13 Haziran 2023 Salı

HOYRATÇA ÖZLEMELİ İNSAN DAĞILMIŞ DUYGULARDAN..

Zaman kaybı dilimi size ne çağrıştırıyor ?

Özlemek peki ? Hemde tanımadığın birini..

Rüyalarında acı çeker mi bir insan ? Ya da huzursuzca gecenin bir vakti uyanıp dolanır mı usulsüzce..

Dağılır mı bir insanın hayatı ?

Aşk mı ? Aşk sandıklarımız mı ?

Zor da değil imkanız da değil aslında..

Beyinler ve ruhlar farklı yaşarlar küçük farklarla..

Kapanına kısılmış fare gibi tek bir yerden başlar acı..ve sonra nefes alamaz olursun..
Sonra ufaktan uykun gelir ve sonsuza kadar uyursun...

Bir başkasına aşık olabilme ihtimalin bile kalmaz çünkü tükenmiştir damarda ki kan..
Kaç kez daha düşüp kalkmalı insan bu acılardan..

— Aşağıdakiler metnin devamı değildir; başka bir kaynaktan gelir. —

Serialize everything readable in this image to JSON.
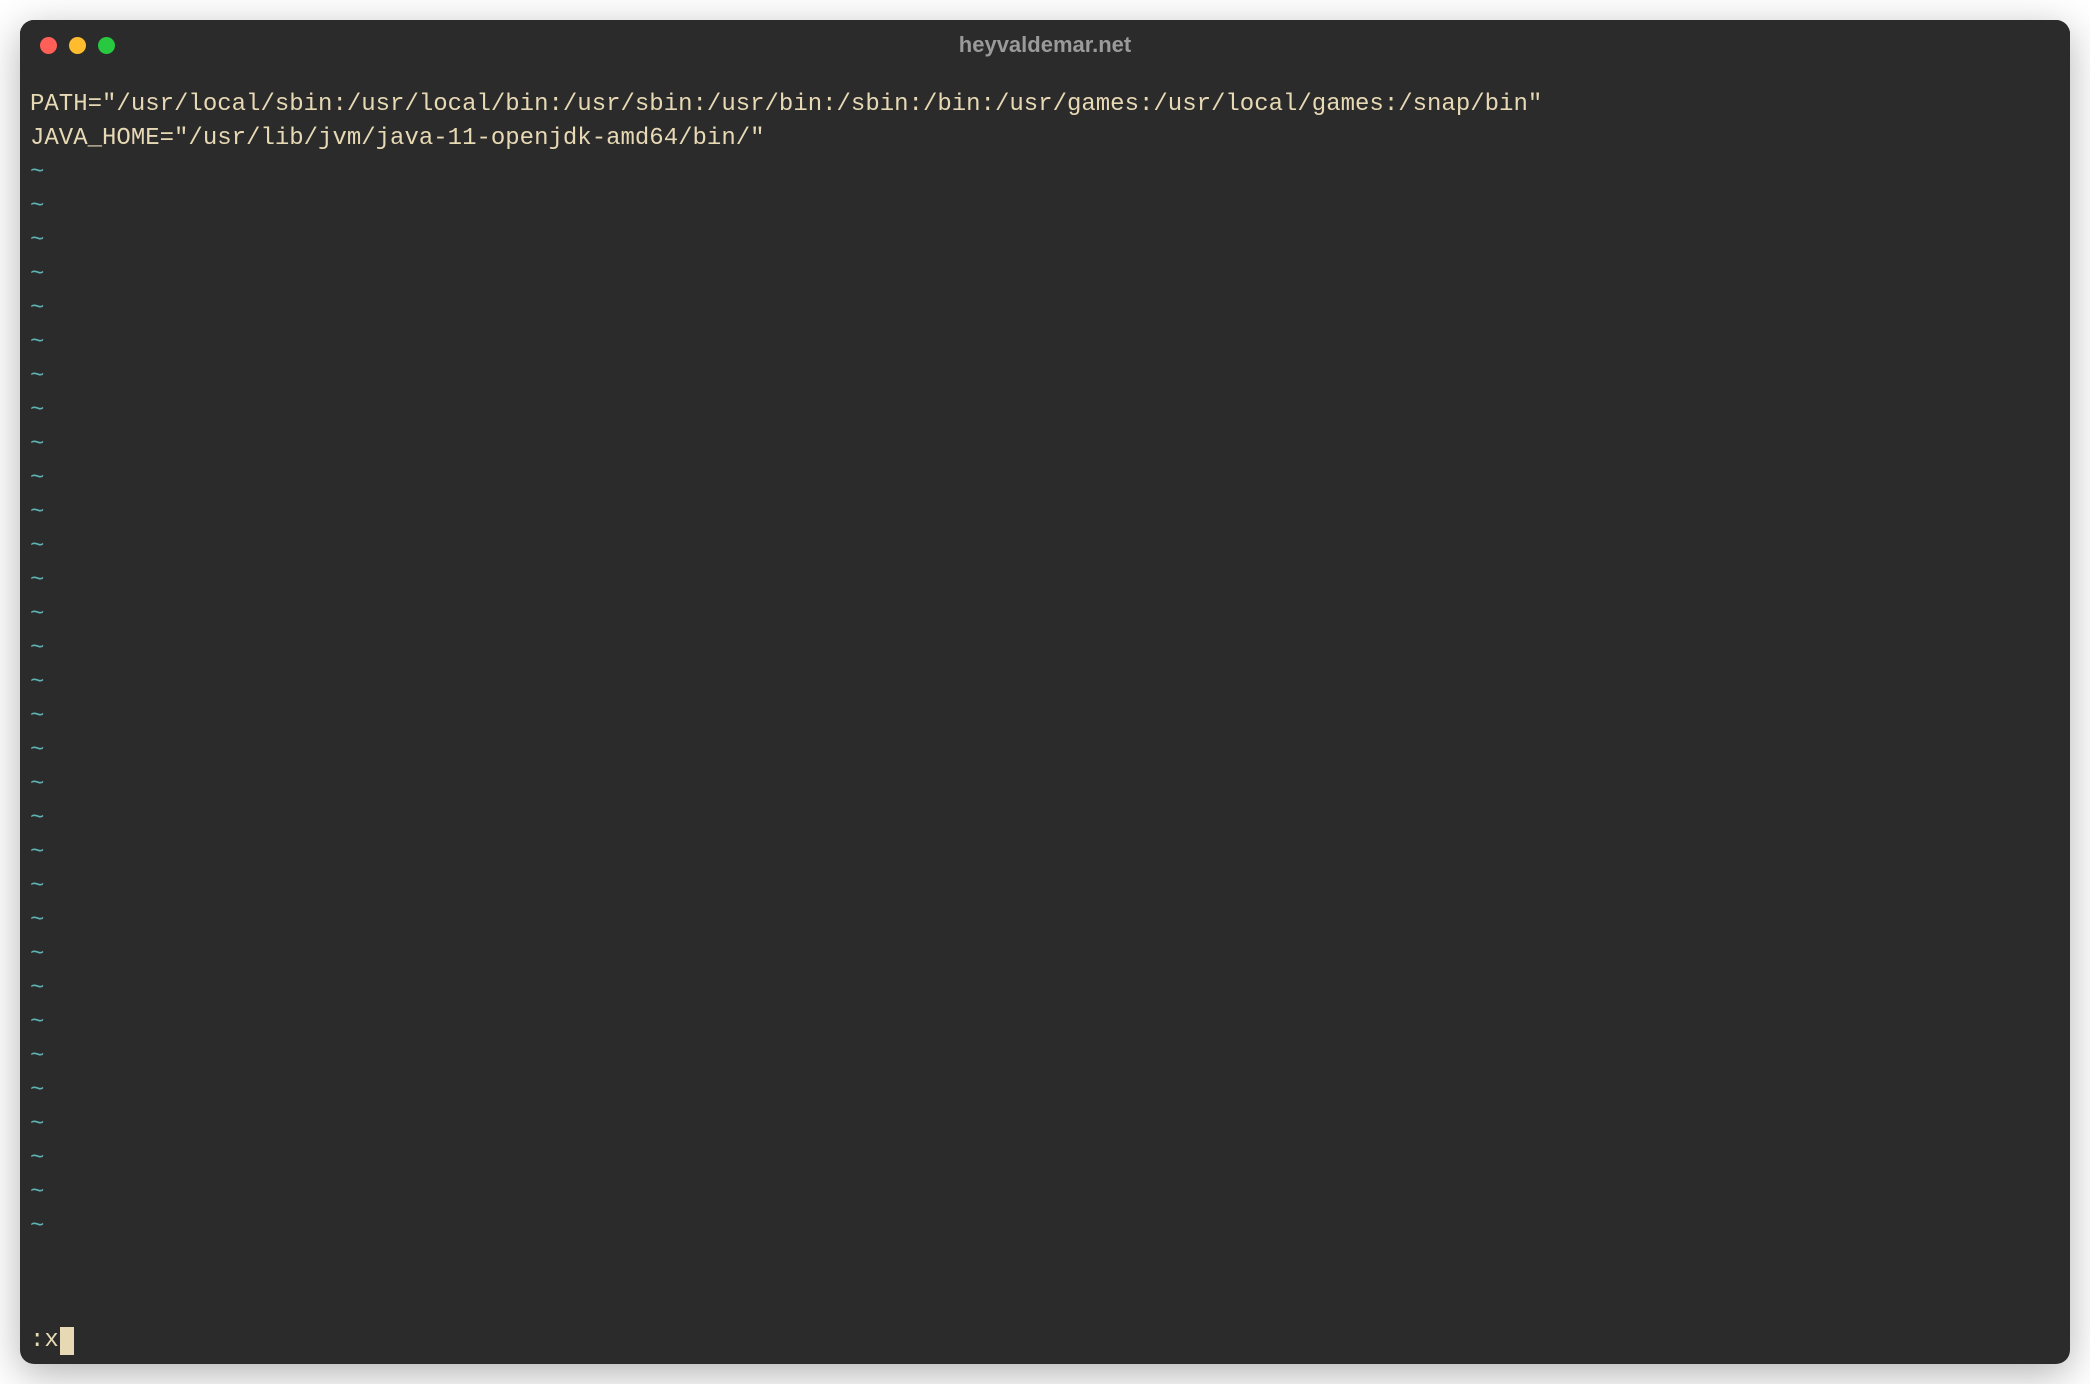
{
  "window": {
    "title": "heyvaldemar.net"
  },
  "editor": {
    "lines": [
      "PATH=\"/usr/local/sbin:/usr/local/bin:/usr/sbin:/usr/bin:/sbin:/bin:/usr/games:/usr/local/games:/snap/bin\"",
      "JAVA_HOME=\"/usr/lib/jvm/java-11-openjdk-amd64/bin/\""
    ],
    "tilde_char": "~",
    "tilde_count": 32
  },
  "command": {
    "prefix": ":",
    "text": "x"
  }
}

Kaç kez daha okunmalı bu mısralar bıkmadan..
Beklemeli mi diye düşünürken ayların geçtiğinin farkına varamaz insan..
Bir bakmışsın çiçeklerin solmuş susuzluktan..




Benim gönlüm var o adamda..
Ne gönül ama hoyratça...



BAŞLIK BULAMADIM DUYGULARIMA

Tek istediği huzurlu bir kollarda uyumak olan , değer verdiği her şey birden bire yok olan bu da mı olmadı diye kaç kez daha söylenir bir insan. Nedir bunun sınırı ya da var mı bir formülü ?
Bir kalp kaç kişiye atar , kaç bedenlerle birlikte olur.. Aklı farklı duyguları ayrı mı olur ?
Kafa karışıklığı mı , korkaklığımı yoksa geçmişin izlerini taşıyan çatlak bardak gibi mi , altı delinmiş sızdıran ve yavaş yavaş batan gemi gibi mi ?

Ezbere oynan bir oyun gibi  , her seferinde aynı yerde ayağı takılarak düşen çocuk gibi mi..
Şiirlerde eksik kalan dizeler , anlamı olmayan kelimeler gibi mi..
Kendini Yıldız Tilbe gibi çilekeş hisseden ben mi ?

Nedir bütün anlamların kifayetsiz kalmışlığı !
Aranılan şeyin bu kadar mı zor bu kadar karmaşık bu kadar acıtmış olabilmesi ..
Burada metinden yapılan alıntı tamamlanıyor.